Dat hypothetische toekomstige arrest zal geen onrechtmatigheid jegens enig-eigenaren vaststellen, maar alleen jegens mede-eigenaren, net zoals HR
alleen een discriminerend onderscheid tussen mede-eigenaren constateerde. Dat toekomstige arrest zal geen discriminerend onderscheid in de (reparatie)wet vaststellen, zoals HR nog wel deed tussen mede-eigenaren, nu de wetgever met de terugwerkende kracht van art. 1.6a Wet maatregelen woningmarkt 2014 II juist, omgekeerd, een ongerechtvaardigd onderscheid ongedaan wilde maken. Er bestaat dan volgens de A-G vanuit rechtvaardigheidsoogpunt of het perspectief van beginselen van behoorlijke wetgeving geen grond om een veel grotere groep (in wezen alle) andere heffingsplichtigen – ten aanzien van wie zich noch het te repareren wetsdefect, noch de terugwerkende kracht van de reparatie voordeed – ongerechtvaardigd mee te laten liften.
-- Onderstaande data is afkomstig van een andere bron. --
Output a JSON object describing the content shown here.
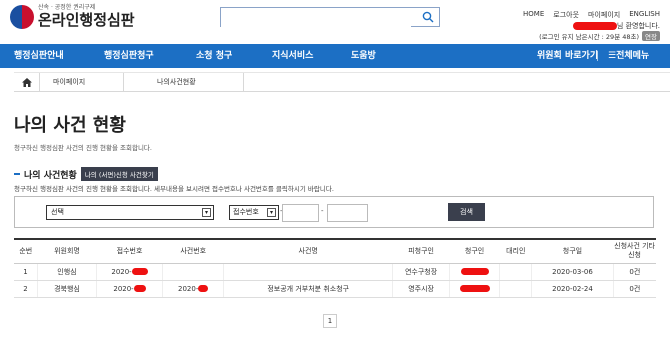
{
  "header": {
    "logo_sub": "산속 · 공정한 권리구제",
    "logo_main": "온라인행정심판",
    "search_placeholder": "",
    "util": [
      "HOME",
      "로그아웃",
      "마이페이지",
      "ENGLISH"
    ],
    "welcome_suffix": "님 환영합니다.",
    "session_text": "(로그인 유지 남은시간 : 29분 48초)",
    "extend_label": "연장"
  },
  "nav": {
    "items": [
      "행정심판안내",
      "행정심판청구",
      "소청 청구",
      "지식서비스",
      "도움방"
    ],
    "committee_link": "위원회 바로가기",
    "all_menu": "☰전체메뉴"
  },
  "breadcrumb": {
    "items": [
      "마이페이지",
      "나의사건현황"
    ]
  },
  "page": {
    "title": "나의 사건 현황",
    "desc": "청구하신 행정심판 사건의 진행 현황을 조회합니다."
  },
  "section": {
    "title": "나의 사건현황",
    "find_button": "나의 (서면)신청 사건찾기",
    "desc": "청구하신 행정심판 사건의 진행 현황을 조회합니다. 세부내용을 보시려면 접수번호나 사건번호를 클릭하시기 바랍니다."
  },
  "search": {
    "select_value": "선택",
    "type_value": "접수번호",
    "dash": "-",
    "button": "검색"
  },
  "table": {
    "headers": [
      "순번",
      "위원회명",
      "접수번호",
      "사건번호",
      "사건명",
      "피청구인",
      "청구인",
      "대리인",
      "청구일",
      "신청사건 기타신청"
    ],
    "rows": [
      {
        "no": "1",
        "committee": "인행심",
        "receipt": "2020-",
        "case_no": "",
        "case_name": "",
        "respondent": "연수구청장",
        "claimant": "",
        "agent": "",
        "date": "2020-03-06",
        "other": "0건"
      },
      {
        "no": "2",
        "committee": "경북행심",
        "receipt": "2020-",
        "case_no": "2020-",
        "case_name": "정보공개 거부처분 취소청구",
        "respondent": "영주시장",
        "claimant": "",
        "agent": "",
        "date": "2020-02-24",
        "other": "0건"
      }
    ]
  },
  "pagination": {
    "current": "1"
  }
}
Het lijkt hem niet aan de rechter om de hele verhuurderheffing 2020 af te schaffen (budgettaire derving: circa € 1,8 miljard), alleen maar omdat de wetgever net iets te laat zou zijn geweest met (de aankondiging van) een wetswijziging ten aanzien van een op het totaal zeer kleine groep mede-eigenaren waarvan hij dacht dat het budgettaire belang slechts € 1 miljoen kon belopen.De A-G adviseert de Hoge Raad om het cassatieberoep van belanghebbende ongegrond te verklaren.